= For Whom the Bell Chimes =

1983 play by Graham Greene

For Whom the Bell Chimes is a three-act comedy, farce play written by Graham Greene. The play is set in a one-room, Omni-Studio apartment. Each act starts with the chime of the doorbell and the entrance of a new character and farce in the room.

==Characters==
- 'X'
- Masterman ('Chips')
- Colonel Fenwick
- Sergeant
- Neighbour
- Inspector ('Ginger')
- RSPCA Man

==Plot==
Act One opens with 'X' answering the doorbell of his apartment to a man called Masterman, dressed in shabby clothing collecting for the Anti-Child-Polio Campaign. Masterman is invited in and although 'X' is unable to offer him money, he gradually trades each item of his clothing for that of Mastermans. Once X has exchanged clothes with Masterman he steals Masterman's collection satchel and runs out of the apartment. Masterman is left alone in the apartment without his glasses, and during a search of the room discovers a body of a woman hidden on the fold down bed.

Act Two the doorbell chimes and Colonel Fenwick enters, claiming to be an investigator for the Anti-Child-Polio Campaign, on the trail of a man posing as a collector who he believes was just ahead of him in the apartment block. Whilst trying to conceal the discovered body, Masterman adopts the identity of the apartment owner and claims the fraudster tried to enter the apartment whilst he was in the bath. Colonel Fenwick begins a search of the apartment, and believing the fraudster to be hidden in the fold away bed starts banging holes through a hollow wall to get the bed out. Selecting the wrong wall, Fenwick only manages in breaking through to a neighbor's apartment.

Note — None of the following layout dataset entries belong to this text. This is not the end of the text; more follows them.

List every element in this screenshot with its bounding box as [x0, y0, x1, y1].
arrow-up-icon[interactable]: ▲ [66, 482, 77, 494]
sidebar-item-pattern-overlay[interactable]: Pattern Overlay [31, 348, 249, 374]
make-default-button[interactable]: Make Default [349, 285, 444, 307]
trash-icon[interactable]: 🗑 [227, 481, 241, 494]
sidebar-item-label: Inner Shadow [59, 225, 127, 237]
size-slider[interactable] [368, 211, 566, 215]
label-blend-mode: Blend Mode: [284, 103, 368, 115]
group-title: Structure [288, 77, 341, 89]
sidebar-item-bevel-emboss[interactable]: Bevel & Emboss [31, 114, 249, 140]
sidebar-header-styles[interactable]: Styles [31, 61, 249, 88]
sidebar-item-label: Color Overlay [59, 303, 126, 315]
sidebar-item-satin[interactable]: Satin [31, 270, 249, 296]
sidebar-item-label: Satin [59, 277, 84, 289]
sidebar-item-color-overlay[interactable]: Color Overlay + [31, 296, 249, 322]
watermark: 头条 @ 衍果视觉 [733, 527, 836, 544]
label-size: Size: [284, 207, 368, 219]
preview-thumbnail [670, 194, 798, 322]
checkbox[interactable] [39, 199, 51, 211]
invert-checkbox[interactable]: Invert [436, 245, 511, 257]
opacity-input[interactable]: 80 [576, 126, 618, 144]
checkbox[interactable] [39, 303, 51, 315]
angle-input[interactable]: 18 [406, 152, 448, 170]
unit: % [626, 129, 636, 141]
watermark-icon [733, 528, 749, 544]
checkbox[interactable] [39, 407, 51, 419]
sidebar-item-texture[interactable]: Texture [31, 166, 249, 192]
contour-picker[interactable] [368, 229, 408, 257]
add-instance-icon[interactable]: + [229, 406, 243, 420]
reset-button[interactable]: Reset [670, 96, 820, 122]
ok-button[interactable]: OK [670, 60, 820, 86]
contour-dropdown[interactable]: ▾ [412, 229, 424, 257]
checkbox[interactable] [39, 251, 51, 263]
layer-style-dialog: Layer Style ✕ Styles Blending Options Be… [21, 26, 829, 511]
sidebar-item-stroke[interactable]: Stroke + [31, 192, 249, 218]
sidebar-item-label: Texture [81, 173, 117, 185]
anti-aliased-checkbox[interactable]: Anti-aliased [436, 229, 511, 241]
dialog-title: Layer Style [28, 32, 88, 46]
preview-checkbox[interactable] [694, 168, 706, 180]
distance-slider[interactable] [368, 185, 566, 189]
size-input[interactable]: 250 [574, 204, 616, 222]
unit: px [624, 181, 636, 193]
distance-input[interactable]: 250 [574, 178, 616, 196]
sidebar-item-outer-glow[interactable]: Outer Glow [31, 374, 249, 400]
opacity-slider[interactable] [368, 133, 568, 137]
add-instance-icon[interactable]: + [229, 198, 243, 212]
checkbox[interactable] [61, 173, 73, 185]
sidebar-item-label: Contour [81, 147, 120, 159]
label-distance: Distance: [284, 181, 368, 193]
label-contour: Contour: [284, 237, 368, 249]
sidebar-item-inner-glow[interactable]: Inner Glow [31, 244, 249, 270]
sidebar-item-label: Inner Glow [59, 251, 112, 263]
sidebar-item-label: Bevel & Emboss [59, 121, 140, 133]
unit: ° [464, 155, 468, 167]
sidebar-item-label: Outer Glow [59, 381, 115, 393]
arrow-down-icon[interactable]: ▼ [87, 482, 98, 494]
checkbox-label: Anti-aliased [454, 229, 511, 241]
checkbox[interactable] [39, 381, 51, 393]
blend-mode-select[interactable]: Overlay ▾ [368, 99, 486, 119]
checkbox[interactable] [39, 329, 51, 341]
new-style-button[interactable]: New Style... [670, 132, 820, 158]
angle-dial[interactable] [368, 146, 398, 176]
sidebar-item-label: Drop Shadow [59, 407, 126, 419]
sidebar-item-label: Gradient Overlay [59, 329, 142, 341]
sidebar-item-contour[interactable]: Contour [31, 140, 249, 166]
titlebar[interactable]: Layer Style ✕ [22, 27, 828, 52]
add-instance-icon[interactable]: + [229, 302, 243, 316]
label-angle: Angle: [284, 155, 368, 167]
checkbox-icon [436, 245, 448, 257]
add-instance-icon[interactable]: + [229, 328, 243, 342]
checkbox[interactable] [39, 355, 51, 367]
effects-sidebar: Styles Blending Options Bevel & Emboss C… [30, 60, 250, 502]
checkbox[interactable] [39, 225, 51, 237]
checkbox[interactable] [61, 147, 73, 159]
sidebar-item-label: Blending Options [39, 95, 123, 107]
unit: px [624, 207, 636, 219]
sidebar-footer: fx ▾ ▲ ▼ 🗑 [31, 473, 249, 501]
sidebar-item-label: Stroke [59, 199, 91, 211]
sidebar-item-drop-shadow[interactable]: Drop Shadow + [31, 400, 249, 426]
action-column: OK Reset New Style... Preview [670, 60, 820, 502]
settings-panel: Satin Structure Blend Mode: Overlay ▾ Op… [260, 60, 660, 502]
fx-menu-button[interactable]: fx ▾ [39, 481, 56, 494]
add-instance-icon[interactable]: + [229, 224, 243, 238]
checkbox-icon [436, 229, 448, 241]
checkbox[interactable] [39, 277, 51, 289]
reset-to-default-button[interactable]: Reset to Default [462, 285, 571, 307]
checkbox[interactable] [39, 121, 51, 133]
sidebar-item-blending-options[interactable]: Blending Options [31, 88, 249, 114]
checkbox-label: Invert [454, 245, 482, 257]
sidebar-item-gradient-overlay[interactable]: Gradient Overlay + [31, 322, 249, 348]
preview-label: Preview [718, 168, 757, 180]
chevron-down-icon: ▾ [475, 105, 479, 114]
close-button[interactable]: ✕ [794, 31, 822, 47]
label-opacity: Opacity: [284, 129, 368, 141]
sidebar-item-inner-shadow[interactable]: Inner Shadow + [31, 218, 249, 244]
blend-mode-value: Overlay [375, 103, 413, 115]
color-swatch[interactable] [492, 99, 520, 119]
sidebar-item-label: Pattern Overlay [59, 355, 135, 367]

Act Three the doorbell chimes again, and a local Sergeant enters the room escorting X with him. X claims to be the fraudster collecting charity donations under a false identity, whilst Masterman continues to play the part of the apartment owner. During these conversations they are joined by the angry neighbor claiming to have been attacked through the wall by Colonel Fenwick. The neighbor begins to search the apartment and soon discovers the woman's body hidden in the fold up bed. X and Masterman begin to change their stories, much to the Sergeants confusion. A Police Inspector is called, and upon entering the apartment Masterman recognizes him as 'Ginger', a former transvestite friend. During the commotion X makes a hasty exit, the Sergeant arrests Colonel Fenwick and an RSPCA man arrives in search of a reported, dead Pekinese.

==Productions==
The play was first performed at The Haymarket Studio Theatre, Leicester on 20 March 1980, directed by Robin Midgley, with a cast including; Phil Bowen as 'X', Roy Macready as Masterman, Derek Smith as Colonel Fenwick. The play was performed in repertory with Greene's one-act play Yes and No.